Reisner: Quite frankly, the challenges aren't new ones. We've been harping on these for quite some time and they're not a secret to anybody. The first challenge is the low investment yield environment. The second challenge is the unsustainable loss-reserve development: while it's favorable right now, that's not going to be there forever and I think everyone knows that. The third challenge is the less-than-robust pricing power.
On the pricing side of the equation, while it's improving, what's keeping a lid on stronger improvements is the abundant capacity. When we think of capacity, it's organic in terms of companies are growing nicely, but on the other hand, you have third-party capital coming into a market that's already saturated with it. The challenges are being managed two-fold: one is cycle management. Over the past several years, companies have been migrating away from longer tail casualty lines of business, toward shorter tail property-oriented lines of business. The second is capital management.
Mangan: The most frequently used capital management tool has been share repurchases. Since 2008, the companies that make up the global reinsurance composite have purchased over $25 billion worth of shares. In 2013, barring any major catastrophes, we expect reinsurers to purchase between 50% and 75% of net income.
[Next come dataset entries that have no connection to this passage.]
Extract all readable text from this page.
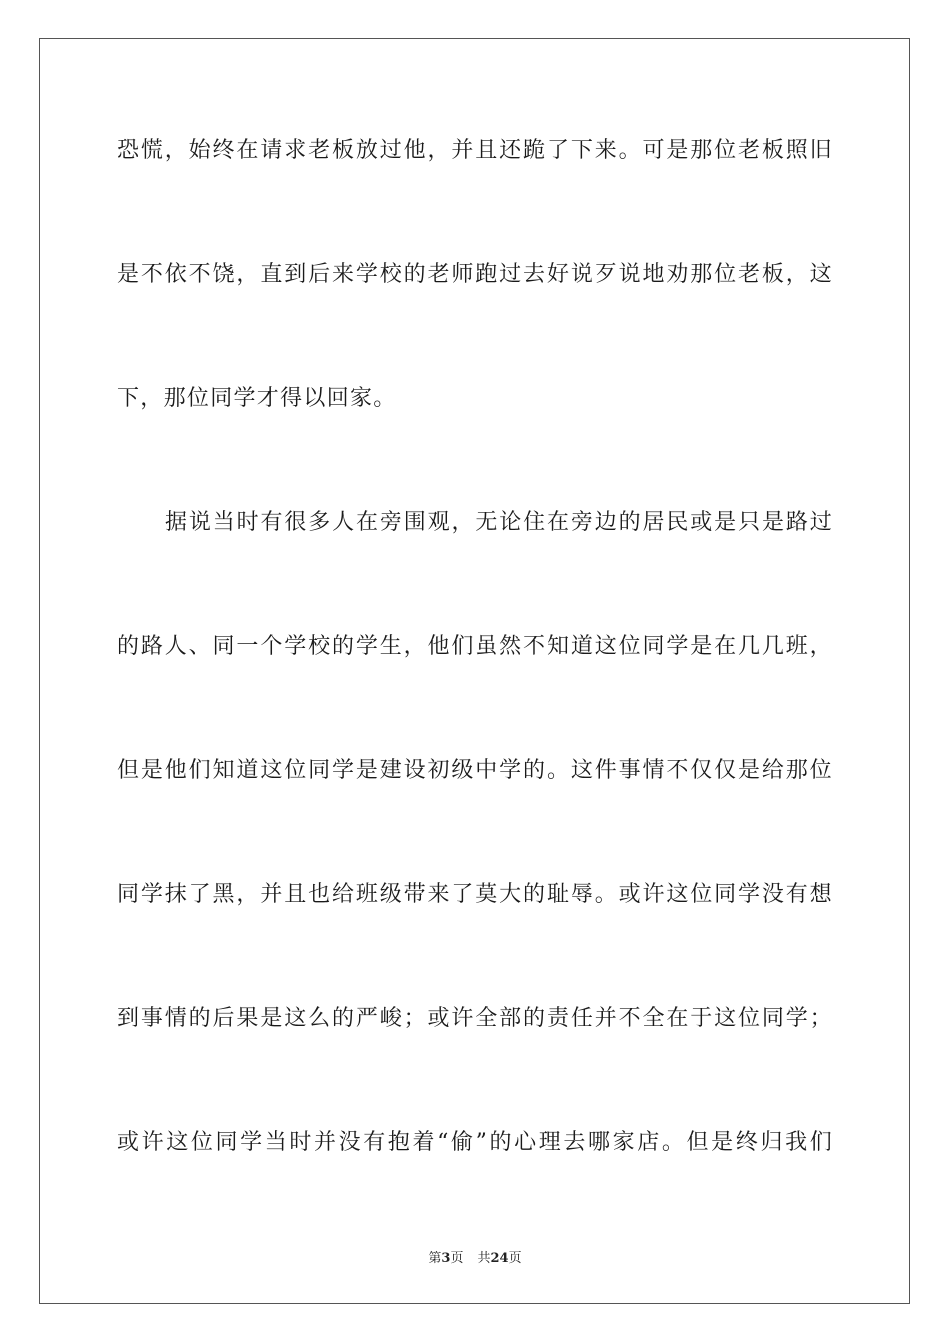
恐慌，始终在请求老板放过他，并且还跪了下来。可是那位老板照旧
是不依不饶，直到后来学校的老师跑过去好说歹说地劝那位老板，这
下，那位同学才得以回家。
据说当时有很多人在旁围观，无论住在旁边的居民或是只是路过
的路人、同一个学校的学生，他们虽然不知道这位同学是在几几班，
但是他们知道这位同学是建设初级中学的。这件事情不仅仅是给那位
同学抹了黑，并且也给班级带来了莫大的耻辱。或许这位同学没有想
到事情的后果是这么的严峻；或许全部的责任并不全在于这位同学；
或许这位同学当时并没有抱着“偷”的心理去哪家店。但是终归我们
第3页 共24页
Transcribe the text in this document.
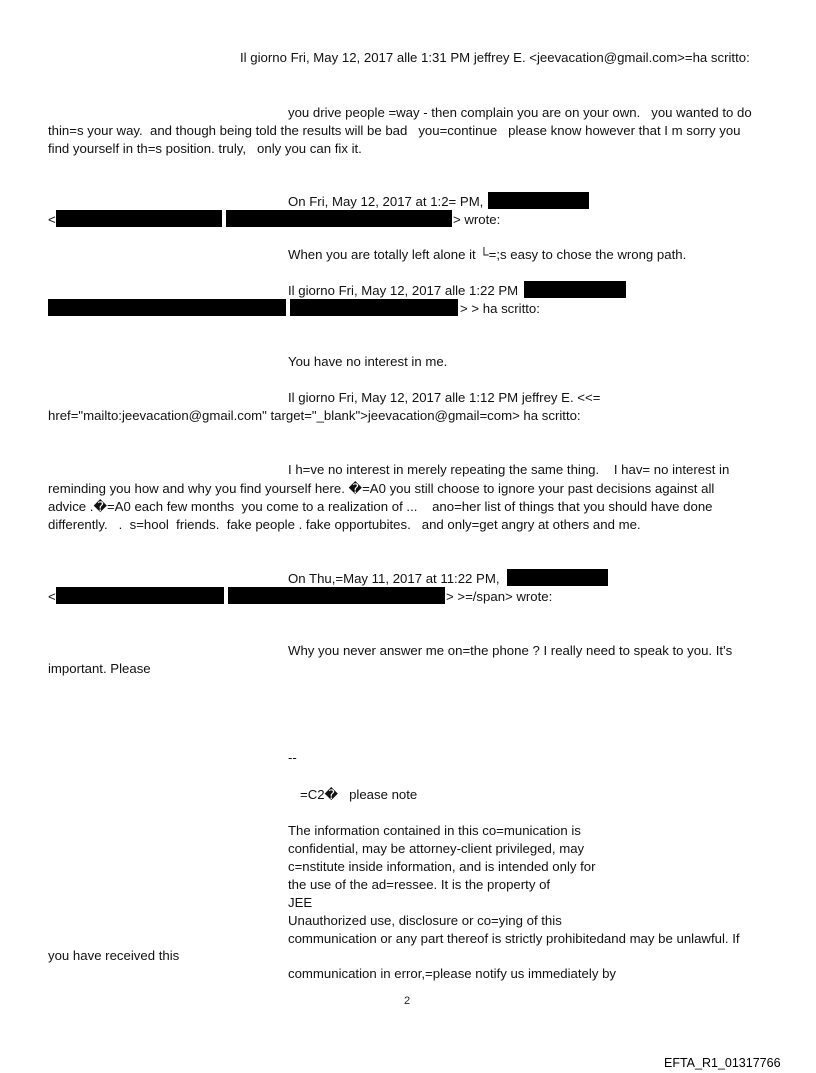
Il giorno Fri, May 12, 2017 alle 1:31 PM jeffrey E. <jeevacation@gmail.com>=ha scritto:
you drive people =way - then complain you are on your own.   you wanted to do
thin=s your way.  and though being told the results will be bad   you=continue   please know however that I m sorry you
find yourself in th=s position. truly,   only you can fix it.
On Fri, May 12, 2017 at 1:2= PM,
<	> wrote:
When you are totally left alone it └=;s easy to chose the wrong path.
Il giorno Fri, May 12, 2017 alle 1:22 PM
> > ha scritto:
You have no interest in me.
Il giorno Fri, May 12, 2017 alle 1:12 PM jeffrey E. <<=
href="mailto:jeevacation@gmail.com" target="_blank">jeevacation@gmail=com> ha scritto:
I h=ve no interest in merely repeating the same thing.    I hav= no interest in
reminding you how and why you find yourself here. �=A0 you still choose to ignore your past decisions against all
advice .�=A0 each few months  you come to a realization of ...    ano=her list of things that you should have done
differently.   .  s=hool  friends.  fake people . fake opportubites.   and only=get angry at others and me.
On Thu,=May 11, 2017 at 11:22 PM,
<	> >=/span> wrote:
Why you never answer me on=the phone ? I really need to speak to you. It's
important. Please
--
=C2�   please note
The information contained in this co=munication is
confidential, may be attorney-client privileged, may
c=nstitute inside information, and is intended only for
the use of the ad=ressee. It is the property of
JEE
Unauthorized use, disclosure or co=ying of this
communication or any part thereof is strictly prohibitedand may be unlawful. If
you have received this
communication in error,=please notify us immediately by
2
EFTA_R1_01317766
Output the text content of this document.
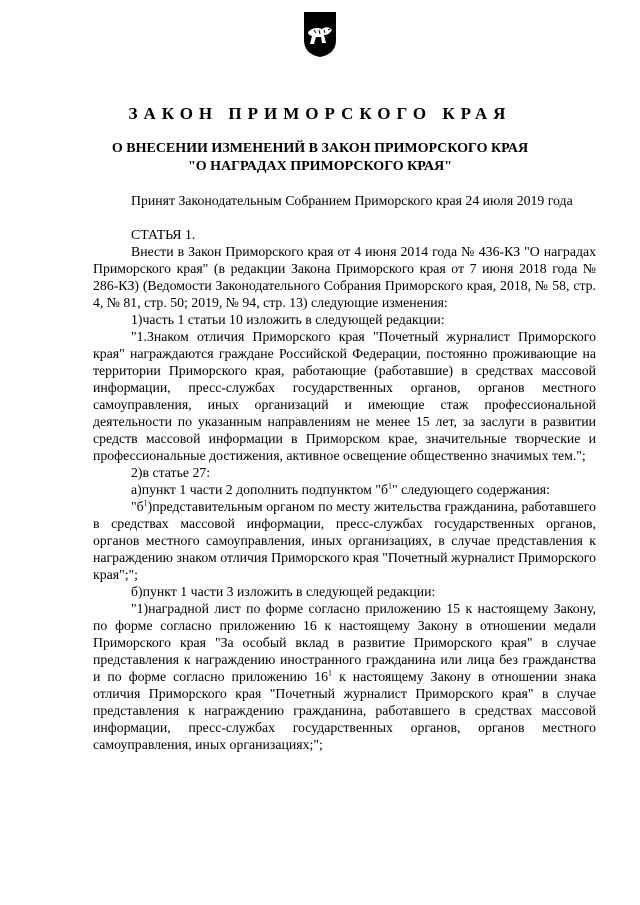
ЗАКОН ПРИМОРСКОГО КРАЯ
О ВНЕСЕНИИ ИЗМЕНЕНИЙ В ЗАКОН ПРИМОРСКОГО КРАЯ
"О НАГРАДАХ ПРИМОРСКОГО КРАЯ"

Принят Законодательным Собранием Приморского края 24 июля 2019 года

СТАТЬЯ 1.

Внести в Закон Приморского края от 4 июня 2014 года № 436-КЗ "О наградах Приморского края" (в редакции Закона Приморского края от 7 июня 2018 года № 286-КЗ) (Ведомости Законодательного Собрания Приморского края, 2018, № 58, стр. 4, № 81, стр. 50; 2019, № 94, стр. 13) следующие изменения:

1)часть 1 статьи 10 изложить в следующей редакции:

"1.Знаком отличия Приморского края "Почетный журналист Приморского края" награждаются граждане Российской Федерации, постоянно проживающие на территории Приморского края, работающие (работавшие) в средствах массовой информации, пресс-службах государственных органов, органов местного самоуправления, иных организаций и имеющие стаж профессиональной деятельности по указанным направлениям не менее 15 лет, за заслуги в развитии средств массовой информации в Приморском крае, значительные творческие и профессиональные достижения, активное освещение общественно значимых тем.";

2)в статье 27:

а)пункт 1 части 2 дополнить подпунктом "$б^1$" следующего содержания:

"$б^1)представительным$ органом по месту жительства гражданина, работавшего в средствах массовой информации, пресс-службах государственных органов, органов местного самоуправления, иных организациях, в случае представления к награждению знаком отличия Приморского края "Почетный журналист Приморского края";";

б)пункт 1 части 3 изложить в следующей редакции:

"1)наградной лист по форме согласно приложению 15 к настоящему Закону, по форме согласно приложению 16 к настоящему Закону в отношении медали Приморского края "За особый вклад в развитие Приморского края" в случае представления к награждению иностранного гражданина или лица без гражданства и по форме согласно приложению $16^1$ к настоящему Закону в отношении знака отличия Приморского края "Почетный журналист Приморского края" в случае представления к награждению гражданина, работавшего в средствах массовой информации, пресс-службах государственных органов, органов местного самоуправления, иных организациях;";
Reisner: It's not just about capital management in terms of your own enterprise capital. It's also about matching third-party capital now. A lot of companies are looking into managing third-party capital, to get that practice, if you will, to demonstrate they can manage third-party capital. The view is that third-party capital, while it may or may not be here for the long term, it's here for now. And that here and now could be still a few years. If that capital leaves, companies have to think about how they're going to manage that reputational risk as well.
Weber: That said, a composite analysis of the sector for 2012 revealed reasonably good news.
Guerra: They returned to profitability and were also seeing an improvement in their overall earnings. The composite produced a combined ratio of 92, which is a significant improvement over the 107 in 2011. The return on equity for the reinsurance sector is at 12% for 2012, which is remarkable when you consider all the challenges that companies are currently facing. Although we are not anticipating that the ROE will continue in the double digits, we are anticipating that with the investment environment and the earnings weakening, in the future it will only be the high single digits. The reinsurance segment was able to also increase shareholders equity. From 2010 to 2011 it was relatively flat, but they bumped it up a bit in 2012, which is good for the sector.
It's going to be very important for the global reinsurance sector to focus on underwriting because they will not have the crutch of the investment earnings that they currently enjoy as investment yields continue to decline.
Mangan: A.M. Best is maintaining a stable outlook in the global reinsurance market. The outlook is supported by strong risk-adjusted capitalization and prudent use of enterprise risk management in a somewhat stable pricing environment. However, we do caution that with increased capacity, pricing could erode. With investment yields already being squeezed and an anticipated decline in favorable reserve development, underwriting discipline remains the key to the ongoing stability of the global reinsurance market.